The U.S. government has responded to America's economic crisis primarily by borrowing and printing dollars--shiploads of dollars. Pushed by the forces of a lot of supply and not so much demand, the dollar has not surprisingly fallen in value. Euro bloc nations have grumbled about the rise of the Euro, especially export-dependent Germany. Several smaller Asian exporting nations have recently been buying dollars in order to defend their currencies. Oil exporters, like Russia and the OPEC nations, have complained of losses in their holdings of dollar-denominated assets and hinted at pricing oil in a basket of currencies to free themselves of dollar risk. In short, the U.S. government's primary response to the economic crisis has imposed losses on the rest of the world.

The flood of the cheap money being pumped out by the Fed has fueled the "carry trade," in which speculators borrow dollars at extremely low interest rates, convert them into currencies where interest rates are higher (such as in much of Asia) and invest overseas for those higher returns.
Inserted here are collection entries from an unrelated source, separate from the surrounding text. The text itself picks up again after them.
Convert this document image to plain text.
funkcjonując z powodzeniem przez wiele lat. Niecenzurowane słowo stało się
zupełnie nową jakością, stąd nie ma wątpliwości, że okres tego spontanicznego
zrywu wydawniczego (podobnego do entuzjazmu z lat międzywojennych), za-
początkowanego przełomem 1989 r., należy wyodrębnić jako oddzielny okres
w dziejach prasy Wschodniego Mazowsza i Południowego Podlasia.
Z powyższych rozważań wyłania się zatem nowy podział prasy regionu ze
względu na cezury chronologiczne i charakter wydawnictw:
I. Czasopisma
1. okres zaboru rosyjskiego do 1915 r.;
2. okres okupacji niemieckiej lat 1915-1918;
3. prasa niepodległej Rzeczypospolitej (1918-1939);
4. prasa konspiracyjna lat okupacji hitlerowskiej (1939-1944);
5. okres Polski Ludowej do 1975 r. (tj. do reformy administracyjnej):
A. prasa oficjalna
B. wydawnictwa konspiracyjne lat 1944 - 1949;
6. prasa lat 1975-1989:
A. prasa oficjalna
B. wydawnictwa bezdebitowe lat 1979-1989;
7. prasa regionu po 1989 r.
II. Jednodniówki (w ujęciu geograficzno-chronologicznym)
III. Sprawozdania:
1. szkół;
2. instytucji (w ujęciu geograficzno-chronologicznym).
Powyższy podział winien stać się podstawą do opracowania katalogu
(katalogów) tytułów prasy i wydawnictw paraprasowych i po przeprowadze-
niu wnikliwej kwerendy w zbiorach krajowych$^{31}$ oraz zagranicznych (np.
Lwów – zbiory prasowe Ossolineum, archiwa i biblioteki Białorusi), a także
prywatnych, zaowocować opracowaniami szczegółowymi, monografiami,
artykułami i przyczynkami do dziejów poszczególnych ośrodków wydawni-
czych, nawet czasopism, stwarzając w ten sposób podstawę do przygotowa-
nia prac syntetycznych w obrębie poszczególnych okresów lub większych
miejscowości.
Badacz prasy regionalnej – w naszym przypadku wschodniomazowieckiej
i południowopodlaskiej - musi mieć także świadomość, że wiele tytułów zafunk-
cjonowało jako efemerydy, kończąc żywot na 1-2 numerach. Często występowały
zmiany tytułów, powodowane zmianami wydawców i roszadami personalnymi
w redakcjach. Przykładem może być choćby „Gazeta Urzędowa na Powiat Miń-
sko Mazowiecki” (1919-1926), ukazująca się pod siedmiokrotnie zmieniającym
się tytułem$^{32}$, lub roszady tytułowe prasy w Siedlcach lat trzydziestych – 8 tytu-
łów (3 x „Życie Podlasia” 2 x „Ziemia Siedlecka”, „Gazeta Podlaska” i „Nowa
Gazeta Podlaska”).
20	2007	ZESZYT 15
This outflow of dollars is stimulating economic activity in other nations, and appears to be creating asset bubbles in Asia. While other nations don't mind a touch of stimulus courtesy of the Fed, many in Asia have vivid and disturbing memories of the Asian financial crisis of 1997-98, when asset bubbles fueled by inflows of foreign capital burst painfully and caused severe recessions.

There is little sign that the U.S. government intends to pull its stimulus back. The Fed has made clear its intention to maintain zero interest rates as far into the future as one can foresee. The carry trade will expand and perhaps even explode--in a time of slow economic recovery, it's one of the very few ways to make fast money. China will complain and lecture, but won't change the exchange rate of the yuan by much, because it needs continued access to American markets. Other exporting nations will grumble and defend their currencies with little likelihood of long term success. Oil exporters and other holders of dollars (including China and Japan) will take more losses on their dollar reserves, as there is no other currency or asset into which they can easily transfer their wealth.

American and Chinese expediency have created dangerous dynamics in the world economy. America can win only if other nations continue to fund its gigantic deficits and tolerate its uncontrolled printing of dollars by taking losses as the dollar falls. China can win only if it continues to export to America and hope that other nations will help it fund America's deficits while they become more vulnerable to Chinese exports themselves. The rest of the world is scrambling to figure out how to limit its losses and avoid being blown up by carry trade asset bubbles. Everyone, one way or another, is trying to shift their economic problems to other nations, a process that won't have a happy ending. This is starting to look like a game of musical chairs where the limited number of chairs is diminishing and all could end up net losers. If, somehow, the people running these nations would stop playing a children's game.